Taken together, these results show that the field has diversified along three empirical axes: stronger solvers, richer evaluators, and more controlled data-generation pipelines. A plausible implication is that “AgentMath” now names a research program as much as a single method: mathematical performance gains increasingly depend on workflow design, data curation, and evaluation protocols, not only on raw model scale.

6. Limitations, failure modes, and open problems

Despite the reported gains, the literature is explicit about several limitations. Inference cost and latency remain persistent concerns. MACM requires multiple LLM invocations and is therefore slower and more expensive than single-pass prompting (Lei et al., 2024). AgentMath requires ultra-long trajectories, many tool calls, and distributed execution infrastructure to sustain training efficiency (Luo et al., 23 Dec 2025). MM-Agent likewise notes the computational cost of large agentic workflows in real-world modeling (Liu et al., 20 May 2025). This suggests that current AgentMath systems often trade simplicity for controllability.

Geometry, multimodal grounding, and heterogeneous reasoning composition remain difficult.
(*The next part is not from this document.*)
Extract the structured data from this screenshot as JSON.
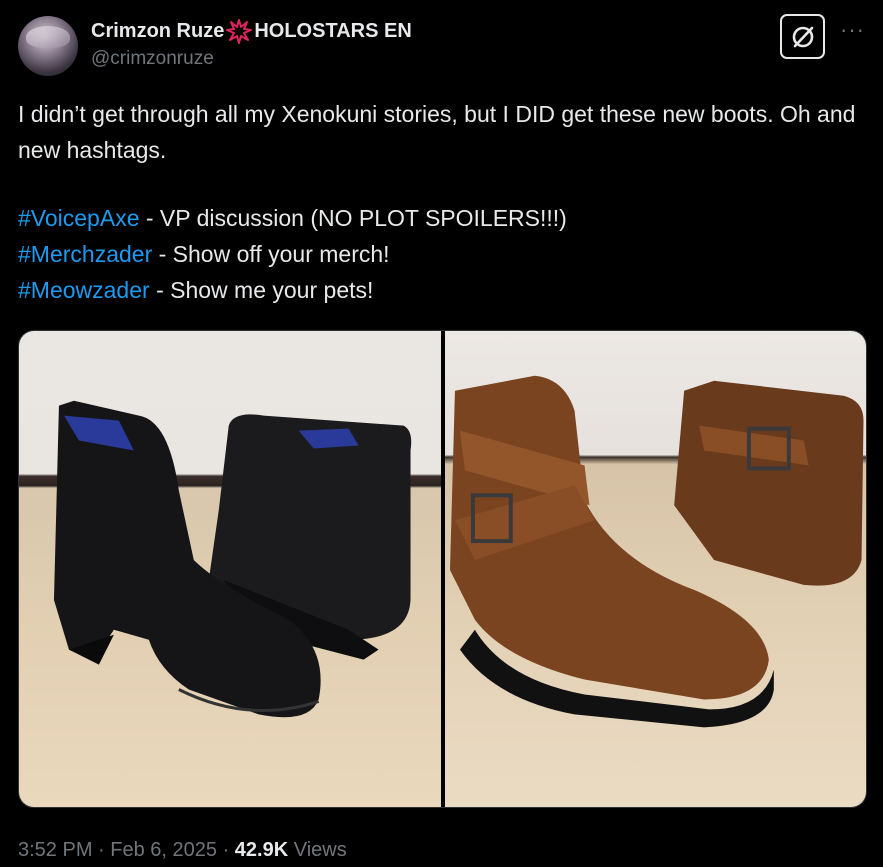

MACM reports that geometry is still a weak point because GPT-4 Turbo struggles to understand relations among figures and to design code accordingly (Lei et al., 2024). The multimodal MathAgent paper similarly shows that generic captions are inadequate for mathematical diagrams and that specialized visual interpretation is the most important module in ablation (Yan et al., 23 Mar 2025). AgentCoMa further shows that models can possess both the commonsense and arithmetic subskills yet fail when the two must be integrated, with attention and neuron analyses indicating ineffective mixed-type circuit activation (Alazraki et al., 27 Aug 2025). A plausible implication is that future AgentMath systems will need finer-grained routing across reasoning modalities, not just more tool use.
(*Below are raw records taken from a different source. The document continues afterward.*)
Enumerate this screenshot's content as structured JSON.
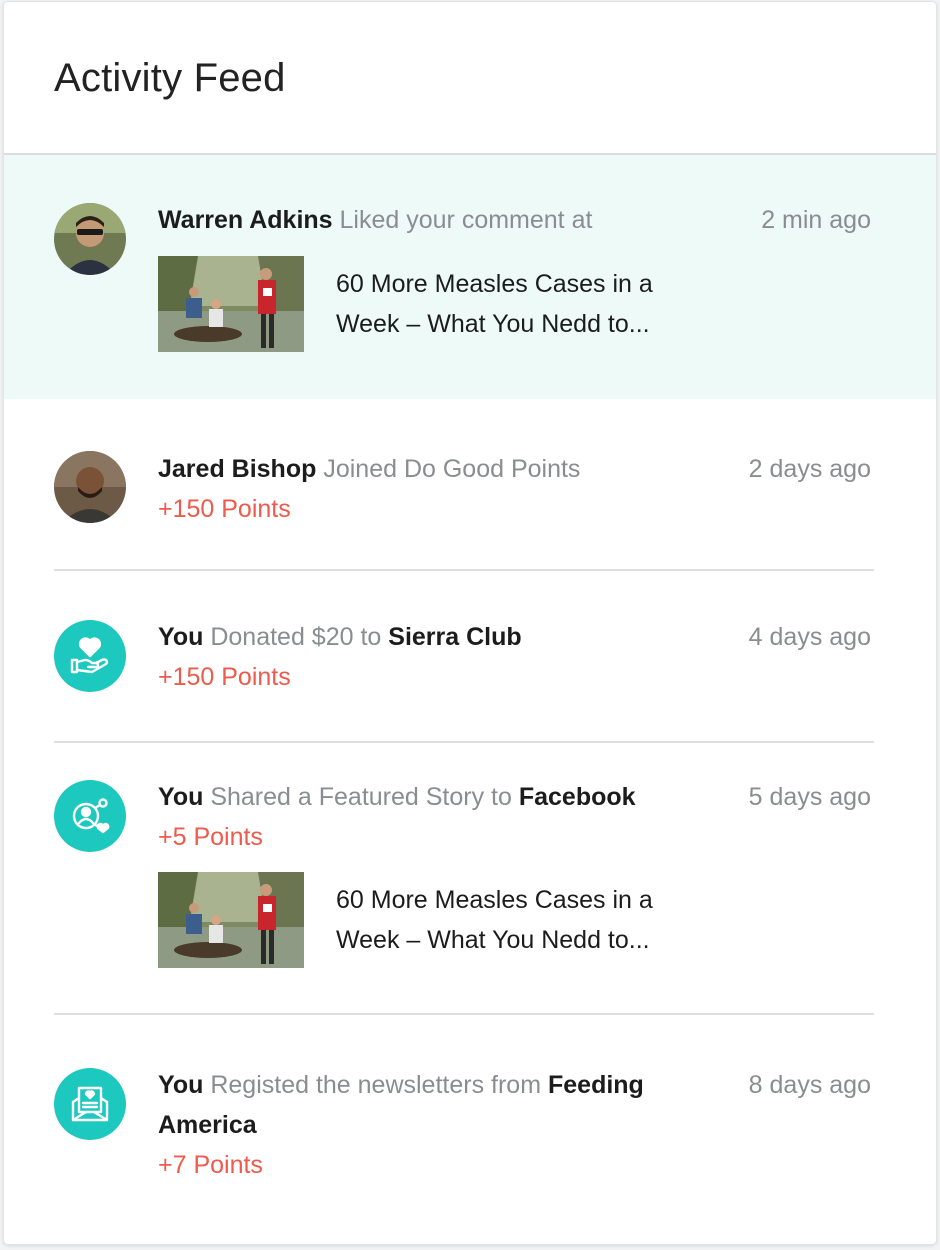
{
  "feed": {
    "title": "Activity Feed",
    "accent_color": "#1dc8bf",
    "points_color": "#ef5a4c",
    "items": [
      {
        "actor": "Warren Adkins",
        "action": "Liked your comment at",
        "time": "2 min ago",
        "avatar": "user-avatar",
        "story_title": "60 More Measles Cases in a Week – What You Nedd to..."
      },
      {
        "actor": "Jared Bishop",
        "action": "Joined Do Good Points",
        "time": "2 days ago",
        "avatar": "user-avatar",
        "points": "+150 Points"
      },
      {
        "actor": "You",
        "action": "Donated $20 to",
        "target": "Sierra Club",
        "time": "4 days ago",
        "icon": "donate-hand-heart-icon",
        "points": "+150 Points"
      },
      {
        "actor": "You",
        "action": "Shared a Featured Story to",
        "target": "Facebook",
        "time": "5 days ago",
        "icon": "share-network-icon",
        "points": "+5 Points",
        "story_title": "60 More Measles Cases in a Week – What You Nedd to..."
      },
      {
        "actor": "You",
        "action": "Registed the newsletters from",
        "target": "Feeding America",
        "time": "8 days ago",
        "icon": "newsletter-icon",
        "points": "+7 Points"
      }
    ]
  }
}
Evaluation is another unresolved problem. StepMathAgent was introduced precisely because final-answer metrics are inaccurate and uninterpretable for proof or open-ended tasks (Yang et al., 13 Mar 2025). Code2Math acknowledges that its evolved problems were not manually audited by human experts and rely on internal verification plus GPT-5.2-High as an external judge (Guo et al., 3 Mar 2026). RMA requires expert mathematician assessment because automatic checking is insufficient for research-level proofs, yet its benchmark contains only ten problems and therefore cannot provide broad statistical coverage (Zhao et al., 20 May 2026). The field is moving toward richer process-based and expert-based evaluation, but no uniform standard has emerged.

Fairness, leakage, and provenance also matter more as tasks become research-like. RMA explicitly enforces literature filtering, context isolation, sandboxed execution, and temporal control to prevent leakage from known benchmark solutions (Zhao et al., 20 May 2026). The AI co-mathematician emphasizes version history, provenance annotations, review cycles, and preservation of failed hypotheses as first-class artifacts (Zheng et al., 7 May 2026). These choices indicate that, at research scale, a mathematical agent is judged not only by whether it is right, but by whether its route to the answer is inspectable and epistemically disciplined.

The current trajectory of the field points toward longer-horizon, more stateful systems with tighter integration of tools, retrieval, verification, and human collaboration. The available evidence suggests that the most robust gains do not arise from any single module—planner, code interpreter, retriever, or verifier—but from their coordinated interaction within a structured workflow (Zhao et al., 20 May 2026, Luo et al., 23 Dec 2025). In that sense, AgentMath is best understood not as a solitary architecture but as a general design principle for turning mathematical reasoning into a managed computational process.